Nusrat was born on October 13, 1948 in Faisalabad.
The legendary singer had his first public performance at the age of 16, at his father’s chehlum [40 days after his death]. He chose the Islamic devotional style – Qawwali – as the predominant genre he sang in.
He was 48 years old when he passed away in 1997, having established himself as one of the world’s most outstanding vocalists.
In 1987, the government of Pakistan bestowed the Pride of Performance award on the legendary singer for his contribution to Pakistani music.
Two years before his death, he was honoured with the prestigious UNESCO Music Prize. He received a number of national and international honourary awards in his glorious career.
Nusrat’s songs still remain alive among his fans, belonging to all age groups and social backgrounds. His nephew, Rahat Fateh Ali Khan, rose to fame after Nusrat passed away, but the void could never be filled.
The musical maestro is acknowledged as the artiste who defined the art-form of Qawwali for the generations to come.
He toured extensively, performing in over 40 countries including India, Japan, and the United States.
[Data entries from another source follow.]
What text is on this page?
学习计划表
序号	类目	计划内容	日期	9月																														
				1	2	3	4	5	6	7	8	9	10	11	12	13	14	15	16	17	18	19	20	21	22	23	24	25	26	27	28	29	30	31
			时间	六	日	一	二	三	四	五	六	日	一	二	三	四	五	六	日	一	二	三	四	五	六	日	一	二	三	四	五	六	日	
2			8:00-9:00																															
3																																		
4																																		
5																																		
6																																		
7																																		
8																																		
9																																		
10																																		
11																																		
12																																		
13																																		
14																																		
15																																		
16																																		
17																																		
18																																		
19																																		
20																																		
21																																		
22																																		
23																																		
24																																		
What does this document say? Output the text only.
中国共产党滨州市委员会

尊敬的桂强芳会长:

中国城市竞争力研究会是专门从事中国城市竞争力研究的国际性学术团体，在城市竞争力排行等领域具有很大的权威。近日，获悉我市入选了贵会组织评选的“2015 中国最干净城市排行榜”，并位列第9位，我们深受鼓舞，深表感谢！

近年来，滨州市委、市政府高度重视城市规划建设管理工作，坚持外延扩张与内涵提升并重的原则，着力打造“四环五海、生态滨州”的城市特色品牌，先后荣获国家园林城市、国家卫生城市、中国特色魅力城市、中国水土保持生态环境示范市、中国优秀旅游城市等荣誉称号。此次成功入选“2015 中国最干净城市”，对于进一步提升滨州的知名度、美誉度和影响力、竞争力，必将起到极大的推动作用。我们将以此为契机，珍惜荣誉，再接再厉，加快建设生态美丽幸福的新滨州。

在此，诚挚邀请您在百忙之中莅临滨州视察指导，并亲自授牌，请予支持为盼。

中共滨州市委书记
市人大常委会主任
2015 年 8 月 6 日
He became one of the first Pakistani musicians to have collaborated on several songs with Western musicians including the renowned Peter Gabriel and lead singer of Pearl Jam, Eddie Vedder.
Most of his songs, including “Haq Ali,” (his first song) continue to be re-sung countless times by artists, including Rahat, though his style remains unmatched and unparalleled.
Nusrat holds the Guinness World Record for producing the largest recorded output by a Qawwali artist — a total of 125 albums as of 2001.
Though a follower of Sufism himself, Nusrat’s music transcends all differences to unite music lovers with his enchanting melodies.